Review Sengkolo: Petaka Satu Suro: Akting dan Visual Oke, Tapi...

Pekan ini, kita semua kembali disuguhi oleh tontonan lokal bergenre horor yang berjudul Sengkolo: Petaka Satu Suro. Mengangkat mitos malam 1 Suro yang sudah melekat kuat dalam budaya Jawa, film ini coba menyajikan kisah teror mistis yang dekat dengan kepercayaan masyarakat, terutama soal pantangan dan hal-hal gaib yang dipercaya muncul di malam keramat tersebut.
Cerita dalam Sengkolo: Petaka Satu Suro berpusat pada Rahayu (Aulia Sarah), seorang bidan yang menjalani hidup sederhana bersama suami dan anaknya, sambil menantikan kelahiran anak kedua. Namun, ketenangan itu seketika berubah menjadi malapetaka saat sejumlah ibu hamil di desa tersebut mengalami kejadian mengerikan.
Bencana besar kemudian menimpa keluarga Rahayu dan mengguncang kehidupannya. Duka mendalam yang ia alami menjadi awal dari rangkaian teror yang semakin intens, terutama setelah adiknya, Ratih (Cindy Nirmala), kembali ke desa dan langsung diselimuti peristiwa-peristiwa aneh yang tak dapat dijelaskan secara logika.
Film ini sebenarnya memulai langkah dengan sangat cantik. Visual pesisir laut yang melankolis memberikan napas segar pada estetika horor lokal. Dramanya solid, tidak berlebihan, dan sobat nonton akan diajak untuk benar-benar bisa merasakan beban emosional dari karakter Rahayu. Pada titik ini, kita seolah diajak menonton drama psikologis yang berkelas.
Sementara itu, harus diakui, akting Aulia Sarah di awal film ini juga sangat memukau. Penulis berani bilang bahwa ini adalah salah satu penampilan dramatik terbaiknya karena ia mampu menunjukkan kerapuhan seorang ibu yang hancur tanpa perlu banyak berteriak.
Sayangnya, begitu ia bertransformasi menjadi "iblis", pesona aktingnya justru luntur. Sangat disayangkan talenta sebesar itu harus disembunyikan di balik prostetik berlebihan yang justru menghilangkan ekspresi murninya. Aktingnya menjadi terbuang percuma hanya demi estetika horor visual yang generik.
Ya, setelah paruh pertamanya yang kuat tadi, film ini malah terjun bebas ke pola horor yang itu-itu saja. Naskahnya mulai tidak logis, dan keterlibatan tokoh Ustaz di sini terasa hanya sekadar tempelan tanpa memberikan kontribusi berarti pada kedalaman cerita.

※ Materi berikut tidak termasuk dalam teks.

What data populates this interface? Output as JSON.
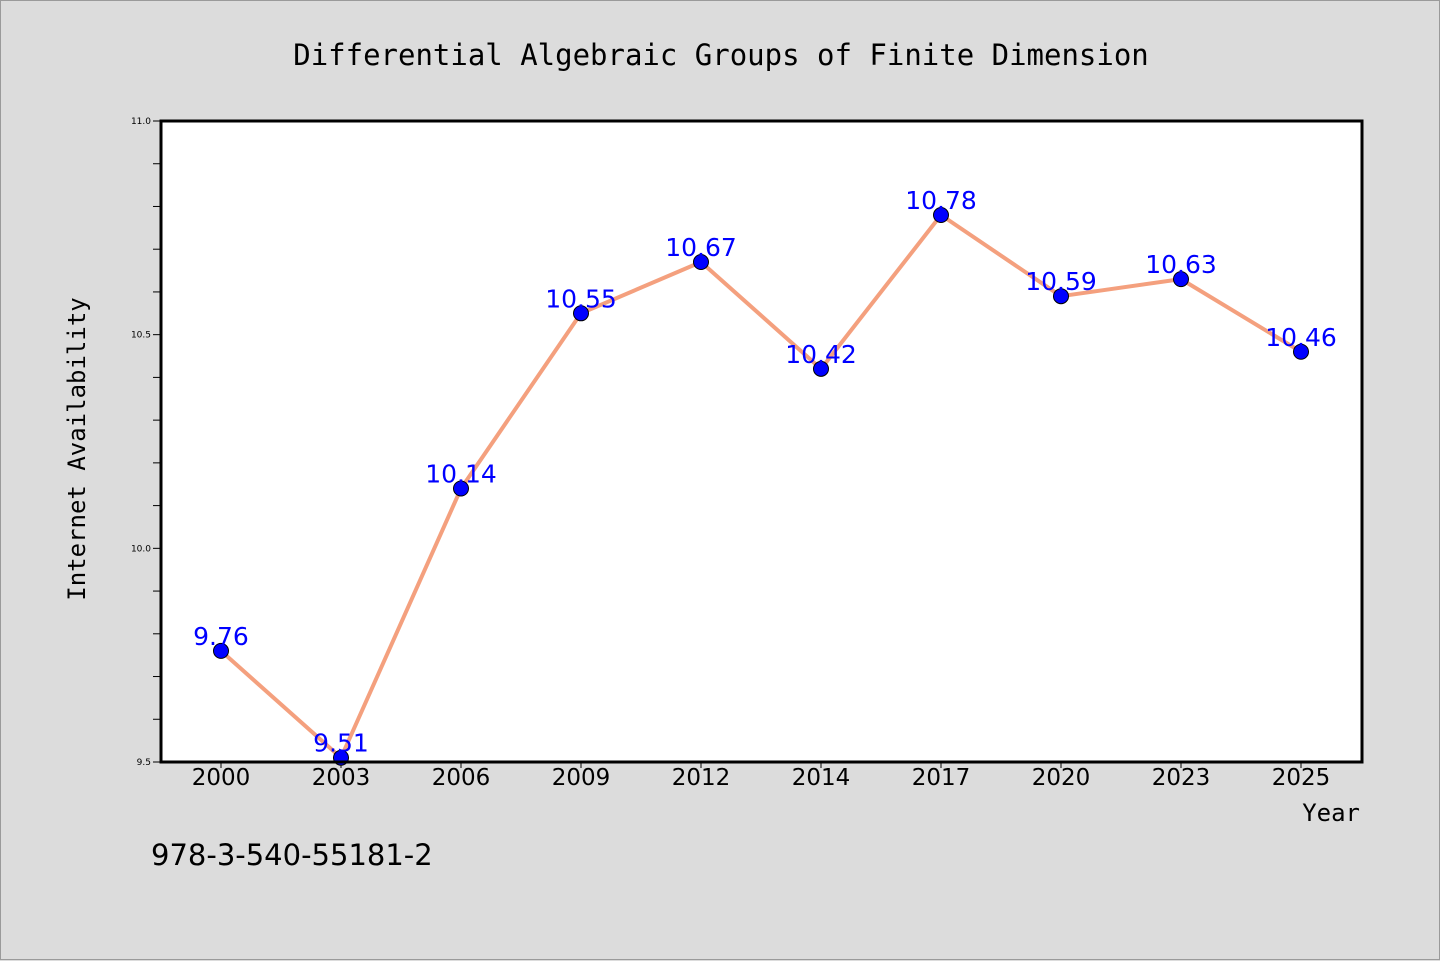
{
  "chart_data": {
    "type": "line",
    "title": "Differential Algebraic Groups of Finite Dimension",
    "xlabel": "Year",
    "ylabel": "Internet Availability",
    "categories": [
      "2000",
      "2003",
      "2006",
      "2009",
      "2012",
      "2014",
      "2017",
      "2020",
      "2023",
      "2025"
    ],
    "series": [
      {
        "values": [
          9.76,
          9.51,
          10.14,
          10.55,
          10.67,
          10.42,
          10.78,
          10.59,
          10.63,
          10.46
        ],
        "data_labels": [
          "9.76",
          "9.51",
          "10.14",
          "10.55",
          "10.67",
          "10.42",
          "10.78",
          "10.59",
          "10.63",
          "10.46"
        ],
        "line_color": "#f4a07e",
        "marker_color": "#0000ff"
      }
    ],
    "ylim": [
      9.5,
      11.0
    ],
    "yticks": [
      "9.5",
      "10.0",
      "10.5",
      "11.0"
    ],
    "grid": false,
    "legend": "none"
  },
  "annotation": {
    "isbn": "978-3-540-55181-2"
  },
  "colors": {
    "figure_background": "#dcdcdc",
    "plot_background": "#ffffff",
    "line": "#f4a07e",
    "marker": "#0000ff",
    "data_label": "#0000ff"
  }
}
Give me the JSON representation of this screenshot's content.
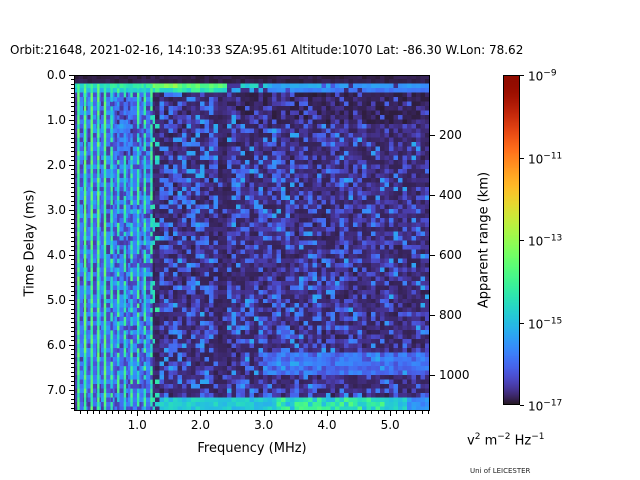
{
  "header": {
    "title": "Orbit:21648, 2021-02-16, 14:10:33 SZA:95.61 Altitude:1070 Lat: -86.30 W.Lon: 78.62"
  },
  "footer": {
    "credit": "Uni of LEICESTER"
  },
  "chart_data": {
    "type": "heatmap",
    "title": "Orbit:21648, 2021-02-16, 14:10:33 SZA:95.61 Altitude:1070 Lat: -86.30 W.Lon: 78.62",
    "xlabel": "Frequency (MHz)",
    "ylabel": "Time Delay (ms)",
    "y2label": "Apparent range (km)",
    "x_range": [
      0.0,
      5.63
    ],
    "y_range": [
      0.0,
      7.47
    ],
    "x_major": [
      {
        "value": 1.0,
        "label": "1.0"
      },
      {
        "value": 2.0,
        "label": "2.0"
      },
      {
        "value": 3.0,
        "label": "3.0"
      },
      {
        "value": 4.0,
        "label": "4.0"
      },
      {
        "value": 5.0,
        "label": "5.0"
      }
    ],
    "x_minor_step": 0.1,
    "y_major": [
      {
        "value": 0.0,
        "label": "0.0"
      },
      {
        "value": 1.0,
        "label": "1.0"
      },
      {
        "value": 2.0,
        "label": "2.0"
      },
      {
        "value": 3.0,
        "label": "3.0"
      },
      {
        "value": 4.0,
        "label": "4.0"
      },
      {
        "value": 5.0,
        "label": "5.0"
      },
      {
        "value": 6.0,
        "label": "6.0"
      },
      {
        "value": 7.0,
        "label": "7.0"
      }
    ],
    "y_minor_step": 0.1,
    "y2_ticks": [
      {
        "km": 200,
        "label": "200"
      },
      {
        "km": 400,
        "label": "400"
      },
      {
        "km": 600,
        "label": "600"
      },
      {
        "km": 800,
        "label": "800"
      },
      {
        "km": 1000,
        "label": "1000"
      }
    ],
    "km_per_ms": 150,
    "colormap": "turbo",
    "colorbar": {
      "scale": "log",
      "max_value": "1e-9",
      "min_value": "1e-17",
      "ticks": [
        {
          "frac": 0.0,
          "base": "10",
          "exp": "−9"
        },
        {
          "frac": 0.25,
          "base": "10",
          "exp": "−11"
        },
        {
          "frac": 0.5,
          "base": "10",
          "exp": "−13"
        },
        {
          "frac": 0.75,
          "base": "10",
          "exp": "−15"
        },
        {
          "frac": 1.0,
          "base": "10",
          "exp": "−17"
        }
      ],
      "units_parts": [
        {
          "b": "v",
          "e": "2"
        },
        {
          "b": "m",
          "e": "−2"
        },
        {
          "b": "Hz",
          "e": "−1"
        }
      ]
    },
    "grid": {
      "cols": 79,
      "rows": 75,
      "seed": 7
    },
    "features": {
      "noise": {
        "base": 0.02,
        "amp": 0.16,
        "right_fade": 0.5,
        "dark_frac": 0.3,
        "speck_frac": 0.2,
        "speck_slope": 0.1
      },
      "harmonics": {
        "f_start": 0.07,
        "spacing": 0.105,
        "f_max": 1.23,
        "strong_count": 5
      },
      "dark_speckle_col": {
        "f0": 1.23,
        "f1": 1.35,
        "bright_frac": 0.18
      },
      "dark_stripe": {
        "f0": 2.28,
        "f1": 2.43
      },
      "top_gap": {
        "t1": 0.16
      },
      "top_band": {
        "t1": 0.35,
        "dim_after": 0.26
      },
      "under_band_dark": {
        "f0": 2.6,
        "t0": 0.4,
        "t1": 1.1,
        "factor": 0.55
      },
      "left_dim_patch": {
        "f0": 0.6,
        "f1": 0.95,
        "t0": 0.45,
        "t1": 1.8
      },
      "right_streak": {
        "f0": 3.0,
        "t0": 6.2,
        "t1": 6.65
      },
      "bottom_band": {
        "t0": 7.18,
        "f_min": 1.35,
        "green_f0": 3.2,
        "green_f1": 4.9,
        "fade_f": 5.3
      }
    }
  }
}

Film ini seolah juga takut kehilangan penonton jika tidak menyuguhkan jumpscare tiap beberapa menit, padahal ritme drama yang sudah terbangun sejak awal jauh lebih mencekam dan menjanjikan. Seandainya pembuat film berani mengambil risiko dengan memberikan porsis lebih pada unsur dramanya, film ini mungkin akan menjadi salah satu film terbaik tahun ini. Karena jika sang sutradara mempertahankan suasana melankolis pesisir dan membiarkan horornya muncul secara organik tanpa gangguan jumpscare murahan tadi, maka akan jauh lebih efektif.
Namun, sekali lagi, sayang seribu sayang, Sengkolo: Petaka Satu Suro pada akhirnya hanyalah sebuah sajian horor medioker yang menyia-nyiakan departemen akting dan visualnya demi mengikuti tren pasar yang sudah jenuh ini. Kekuatan akting Aulia Sarah hancur tertutup prostetik, sementara cerita yang awalnya puitis berubah menjadi klise dan tidak logis.